Fin de parcours (délirium tremens)

— Là, là, la bête, là sous la porte

— Casse-toi le rat !

Il vient me tirer ma bouteille ce fumier. Quel con, j’ai du m’endormir, j’ai renversé mon litre et l’autre qui vient pour me piquer le peu qui reste, l’enfoiré.

— Tire-toi, ordure !

J’ai froid, j’ai chaud, il y a quelqu’un qui monte, j’entends du bruit dans l’escalier, ils sont au moins deux, ils arrivent. Ici aussi, dans le couloir, il y a quelqu’un derrière la porte, j’entends gratter, ils sont plusieurs, ils viennent me chercher. Je vais me reculer, ils pourront pas m’attraper. Merde,il y a quelque chose derrière moi, à côté aussi. J’arrive pas à bouger, je suis coincé, putain, j’ai ma jambe tordue sous moi et la tête tapée sur le mur. C’est comme si l’on m’avait cogné, ils ont du rentrer dans mes chiottes les salauds, j’étais pourtant bien planqué.

— Elle sort d’où celle-la ?

La bête, là sous la porte, elle n’était pas là tout à l’heure, ils l’ont glissée pour me faire peur.

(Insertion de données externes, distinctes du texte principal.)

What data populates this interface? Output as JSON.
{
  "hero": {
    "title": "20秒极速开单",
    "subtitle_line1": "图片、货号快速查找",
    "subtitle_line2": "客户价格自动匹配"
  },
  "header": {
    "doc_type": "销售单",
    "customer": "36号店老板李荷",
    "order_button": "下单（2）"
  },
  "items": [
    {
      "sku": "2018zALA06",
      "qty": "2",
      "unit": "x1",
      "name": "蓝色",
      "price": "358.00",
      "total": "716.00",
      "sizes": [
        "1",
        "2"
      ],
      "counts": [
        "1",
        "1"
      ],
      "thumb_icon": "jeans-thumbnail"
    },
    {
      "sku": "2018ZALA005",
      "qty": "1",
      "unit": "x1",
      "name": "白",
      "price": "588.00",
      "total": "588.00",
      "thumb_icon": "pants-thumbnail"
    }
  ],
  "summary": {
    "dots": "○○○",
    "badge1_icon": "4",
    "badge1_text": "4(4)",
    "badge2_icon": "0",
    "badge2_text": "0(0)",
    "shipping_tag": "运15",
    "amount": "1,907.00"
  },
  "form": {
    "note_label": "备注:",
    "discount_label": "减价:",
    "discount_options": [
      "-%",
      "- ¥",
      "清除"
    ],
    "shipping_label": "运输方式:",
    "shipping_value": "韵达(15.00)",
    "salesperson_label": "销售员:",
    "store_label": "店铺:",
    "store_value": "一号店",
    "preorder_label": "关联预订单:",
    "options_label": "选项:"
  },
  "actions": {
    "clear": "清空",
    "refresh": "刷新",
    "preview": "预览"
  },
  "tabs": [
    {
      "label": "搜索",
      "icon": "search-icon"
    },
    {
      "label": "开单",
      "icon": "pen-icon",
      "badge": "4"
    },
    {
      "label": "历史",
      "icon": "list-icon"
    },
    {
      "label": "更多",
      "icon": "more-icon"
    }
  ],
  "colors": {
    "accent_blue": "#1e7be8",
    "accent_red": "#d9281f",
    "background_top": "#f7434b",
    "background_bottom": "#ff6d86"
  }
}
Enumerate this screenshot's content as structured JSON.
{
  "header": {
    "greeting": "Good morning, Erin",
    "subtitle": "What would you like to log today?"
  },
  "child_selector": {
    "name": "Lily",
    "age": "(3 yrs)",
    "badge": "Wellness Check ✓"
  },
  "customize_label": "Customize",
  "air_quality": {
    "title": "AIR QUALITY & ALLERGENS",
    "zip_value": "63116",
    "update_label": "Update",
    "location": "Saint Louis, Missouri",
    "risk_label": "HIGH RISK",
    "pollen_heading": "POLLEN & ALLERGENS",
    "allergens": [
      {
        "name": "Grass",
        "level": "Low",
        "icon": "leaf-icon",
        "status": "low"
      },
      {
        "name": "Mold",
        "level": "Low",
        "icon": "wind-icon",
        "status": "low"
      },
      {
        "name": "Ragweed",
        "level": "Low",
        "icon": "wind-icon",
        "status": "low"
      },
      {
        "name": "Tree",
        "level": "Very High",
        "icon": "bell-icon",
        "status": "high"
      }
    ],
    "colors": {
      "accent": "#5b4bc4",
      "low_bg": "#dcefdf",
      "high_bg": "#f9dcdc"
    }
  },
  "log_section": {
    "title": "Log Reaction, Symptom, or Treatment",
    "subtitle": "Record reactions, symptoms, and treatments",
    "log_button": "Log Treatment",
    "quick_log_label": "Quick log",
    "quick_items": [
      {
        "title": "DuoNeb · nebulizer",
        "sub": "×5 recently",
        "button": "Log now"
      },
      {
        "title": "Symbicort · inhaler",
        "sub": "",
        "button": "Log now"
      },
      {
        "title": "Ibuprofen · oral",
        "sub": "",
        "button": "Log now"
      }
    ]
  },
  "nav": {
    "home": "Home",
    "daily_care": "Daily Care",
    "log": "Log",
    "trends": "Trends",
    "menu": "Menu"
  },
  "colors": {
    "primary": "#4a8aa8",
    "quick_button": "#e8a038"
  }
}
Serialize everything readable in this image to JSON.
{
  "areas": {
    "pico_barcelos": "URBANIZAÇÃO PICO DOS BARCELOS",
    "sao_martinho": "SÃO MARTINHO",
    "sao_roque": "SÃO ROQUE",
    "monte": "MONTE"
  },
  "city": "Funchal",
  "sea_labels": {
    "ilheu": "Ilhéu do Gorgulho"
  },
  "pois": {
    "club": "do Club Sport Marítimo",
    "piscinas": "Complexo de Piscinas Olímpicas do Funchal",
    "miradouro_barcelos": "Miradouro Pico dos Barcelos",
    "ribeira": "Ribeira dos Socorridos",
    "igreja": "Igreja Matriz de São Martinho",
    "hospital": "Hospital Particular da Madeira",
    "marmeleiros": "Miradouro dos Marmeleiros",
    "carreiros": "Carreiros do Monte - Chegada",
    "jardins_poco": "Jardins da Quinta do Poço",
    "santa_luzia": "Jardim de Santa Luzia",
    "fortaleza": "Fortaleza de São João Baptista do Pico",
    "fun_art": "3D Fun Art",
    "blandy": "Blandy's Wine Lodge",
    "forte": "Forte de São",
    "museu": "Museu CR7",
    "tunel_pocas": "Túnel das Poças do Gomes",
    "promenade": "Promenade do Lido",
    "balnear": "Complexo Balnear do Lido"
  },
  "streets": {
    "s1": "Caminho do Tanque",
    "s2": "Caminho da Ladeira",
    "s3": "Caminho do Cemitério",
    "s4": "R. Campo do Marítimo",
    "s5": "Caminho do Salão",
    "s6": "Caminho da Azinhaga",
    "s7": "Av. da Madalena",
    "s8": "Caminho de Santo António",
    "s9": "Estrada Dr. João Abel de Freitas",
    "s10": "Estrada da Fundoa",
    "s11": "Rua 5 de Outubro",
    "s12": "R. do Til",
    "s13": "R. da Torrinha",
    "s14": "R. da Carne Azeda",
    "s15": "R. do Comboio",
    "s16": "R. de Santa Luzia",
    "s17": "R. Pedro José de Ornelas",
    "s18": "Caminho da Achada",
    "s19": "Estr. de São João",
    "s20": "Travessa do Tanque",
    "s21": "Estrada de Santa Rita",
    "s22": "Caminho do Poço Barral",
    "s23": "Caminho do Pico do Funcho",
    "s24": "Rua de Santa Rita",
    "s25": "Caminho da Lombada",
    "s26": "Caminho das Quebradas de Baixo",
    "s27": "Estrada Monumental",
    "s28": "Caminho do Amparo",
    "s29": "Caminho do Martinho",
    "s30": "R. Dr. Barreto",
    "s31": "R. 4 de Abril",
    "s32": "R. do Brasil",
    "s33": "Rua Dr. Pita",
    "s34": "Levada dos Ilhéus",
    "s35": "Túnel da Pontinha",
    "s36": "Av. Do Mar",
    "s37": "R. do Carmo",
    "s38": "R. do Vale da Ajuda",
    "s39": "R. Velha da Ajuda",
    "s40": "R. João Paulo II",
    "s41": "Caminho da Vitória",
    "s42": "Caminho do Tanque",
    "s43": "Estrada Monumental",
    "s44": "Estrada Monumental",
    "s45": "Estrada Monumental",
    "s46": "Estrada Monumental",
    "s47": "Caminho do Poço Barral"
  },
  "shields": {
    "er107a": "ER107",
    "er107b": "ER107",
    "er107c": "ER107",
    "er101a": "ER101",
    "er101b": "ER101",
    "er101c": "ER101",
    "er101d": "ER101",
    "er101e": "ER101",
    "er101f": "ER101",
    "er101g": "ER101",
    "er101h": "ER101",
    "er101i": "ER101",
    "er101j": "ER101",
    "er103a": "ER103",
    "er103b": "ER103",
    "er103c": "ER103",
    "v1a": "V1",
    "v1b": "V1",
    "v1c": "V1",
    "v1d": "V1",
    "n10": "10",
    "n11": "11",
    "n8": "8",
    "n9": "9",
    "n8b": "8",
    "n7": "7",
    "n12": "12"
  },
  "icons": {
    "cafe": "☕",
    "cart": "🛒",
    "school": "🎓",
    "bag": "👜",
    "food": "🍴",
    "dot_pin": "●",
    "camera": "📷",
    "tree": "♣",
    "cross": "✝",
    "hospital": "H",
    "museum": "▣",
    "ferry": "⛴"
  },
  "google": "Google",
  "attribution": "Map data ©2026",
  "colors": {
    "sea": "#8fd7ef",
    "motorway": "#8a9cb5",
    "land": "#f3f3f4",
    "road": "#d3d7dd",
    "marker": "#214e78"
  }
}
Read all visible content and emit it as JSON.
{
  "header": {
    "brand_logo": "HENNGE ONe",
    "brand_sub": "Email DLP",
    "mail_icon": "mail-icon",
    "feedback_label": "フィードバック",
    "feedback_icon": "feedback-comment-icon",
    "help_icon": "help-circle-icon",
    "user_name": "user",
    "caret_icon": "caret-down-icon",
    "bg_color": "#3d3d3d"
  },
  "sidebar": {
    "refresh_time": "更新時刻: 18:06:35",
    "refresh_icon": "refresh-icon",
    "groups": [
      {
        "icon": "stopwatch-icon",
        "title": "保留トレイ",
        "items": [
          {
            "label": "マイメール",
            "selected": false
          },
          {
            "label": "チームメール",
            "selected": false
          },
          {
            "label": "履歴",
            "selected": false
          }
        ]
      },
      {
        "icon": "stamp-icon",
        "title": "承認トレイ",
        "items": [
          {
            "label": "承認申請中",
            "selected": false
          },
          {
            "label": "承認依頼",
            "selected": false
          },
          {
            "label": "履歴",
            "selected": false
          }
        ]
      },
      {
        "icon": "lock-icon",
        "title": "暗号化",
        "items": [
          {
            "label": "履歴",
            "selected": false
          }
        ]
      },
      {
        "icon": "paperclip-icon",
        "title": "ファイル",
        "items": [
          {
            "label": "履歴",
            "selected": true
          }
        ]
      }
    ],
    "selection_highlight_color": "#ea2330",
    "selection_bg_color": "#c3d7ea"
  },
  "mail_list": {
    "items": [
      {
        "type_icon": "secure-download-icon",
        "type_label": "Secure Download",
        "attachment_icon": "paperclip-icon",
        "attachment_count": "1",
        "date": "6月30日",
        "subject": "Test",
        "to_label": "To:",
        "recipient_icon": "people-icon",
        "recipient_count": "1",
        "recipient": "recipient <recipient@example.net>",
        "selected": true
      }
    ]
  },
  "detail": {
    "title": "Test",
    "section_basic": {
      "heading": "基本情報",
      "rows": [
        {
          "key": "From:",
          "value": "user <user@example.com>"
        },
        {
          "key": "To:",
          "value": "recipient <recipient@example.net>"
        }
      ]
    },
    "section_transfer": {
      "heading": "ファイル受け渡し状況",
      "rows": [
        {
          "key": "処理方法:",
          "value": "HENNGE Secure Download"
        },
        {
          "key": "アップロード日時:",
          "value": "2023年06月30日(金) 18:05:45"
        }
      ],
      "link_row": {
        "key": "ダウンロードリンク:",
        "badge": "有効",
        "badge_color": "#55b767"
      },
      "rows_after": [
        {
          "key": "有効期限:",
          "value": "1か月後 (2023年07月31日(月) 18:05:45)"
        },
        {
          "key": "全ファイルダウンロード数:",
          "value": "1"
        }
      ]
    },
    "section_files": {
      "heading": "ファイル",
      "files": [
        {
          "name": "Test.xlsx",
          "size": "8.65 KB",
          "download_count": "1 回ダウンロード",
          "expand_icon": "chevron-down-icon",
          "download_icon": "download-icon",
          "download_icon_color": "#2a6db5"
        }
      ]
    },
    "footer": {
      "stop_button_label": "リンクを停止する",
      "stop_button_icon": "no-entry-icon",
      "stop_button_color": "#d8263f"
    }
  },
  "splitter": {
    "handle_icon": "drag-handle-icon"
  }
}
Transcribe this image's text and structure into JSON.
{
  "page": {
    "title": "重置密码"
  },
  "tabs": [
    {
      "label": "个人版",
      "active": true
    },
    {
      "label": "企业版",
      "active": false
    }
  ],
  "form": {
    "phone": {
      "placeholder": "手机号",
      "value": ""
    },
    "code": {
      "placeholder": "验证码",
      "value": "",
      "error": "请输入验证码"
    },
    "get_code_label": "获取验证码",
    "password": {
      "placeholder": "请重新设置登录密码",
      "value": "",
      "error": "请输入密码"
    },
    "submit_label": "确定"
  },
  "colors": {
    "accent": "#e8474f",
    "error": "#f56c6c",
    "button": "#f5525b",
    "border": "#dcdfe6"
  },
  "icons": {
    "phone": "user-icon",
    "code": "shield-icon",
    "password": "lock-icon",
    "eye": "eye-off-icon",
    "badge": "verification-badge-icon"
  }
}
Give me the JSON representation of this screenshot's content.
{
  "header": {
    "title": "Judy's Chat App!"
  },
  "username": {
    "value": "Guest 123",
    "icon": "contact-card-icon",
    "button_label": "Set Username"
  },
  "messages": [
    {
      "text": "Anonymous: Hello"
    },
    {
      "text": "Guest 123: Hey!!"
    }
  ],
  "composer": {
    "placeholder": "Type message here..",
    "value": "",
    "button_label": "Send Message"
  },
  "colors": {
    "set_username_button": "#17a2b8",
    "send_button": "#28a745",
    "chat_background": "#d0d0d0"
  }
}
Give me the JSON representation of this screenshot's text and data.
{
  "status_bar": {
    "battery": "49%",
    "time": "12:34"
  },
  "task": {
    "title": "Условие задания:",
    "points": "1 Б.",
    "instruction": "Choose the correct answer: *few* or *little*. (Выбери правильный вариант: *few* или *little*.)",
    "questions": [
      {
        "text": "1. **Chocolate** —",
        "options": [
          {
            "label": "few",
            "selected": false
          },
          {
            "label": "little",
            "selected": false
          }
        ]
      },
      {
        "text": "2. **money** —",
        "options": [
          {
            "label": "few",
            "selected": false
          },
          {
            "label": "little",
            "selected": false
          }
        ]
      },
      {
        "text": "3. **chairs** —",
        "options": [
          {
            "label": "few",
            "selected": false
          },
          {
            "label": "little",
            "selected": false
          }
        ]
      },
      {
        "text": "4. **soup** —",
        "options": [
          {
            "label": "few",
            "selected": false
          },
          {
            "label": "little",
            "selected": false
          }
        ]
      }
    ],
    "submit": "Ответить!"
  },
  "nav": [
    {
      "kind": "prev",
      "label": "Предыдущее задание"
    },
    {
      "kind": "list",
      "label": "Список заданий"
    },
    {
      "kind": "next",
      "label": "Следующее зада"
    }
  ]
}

Elle est dressée, on le voit à ses yeux, elle communique avec eux, il faut pas que je bouge. Je vais pas la regarder, elle a pas l’air de bouger, elle va peut-être partir. J’ai du vide en dessous, il y a des trous, mes jambes ont du mal, faut pas lui montrer que j’ai peur.

Je peux pas regarder en l’air, j’ai mal au cou, ils doivent être aussi au-dessus à regarder du plafond. Je suis sûr qu’il y a des trous, je les sens, j’aurai dû me méfier avant.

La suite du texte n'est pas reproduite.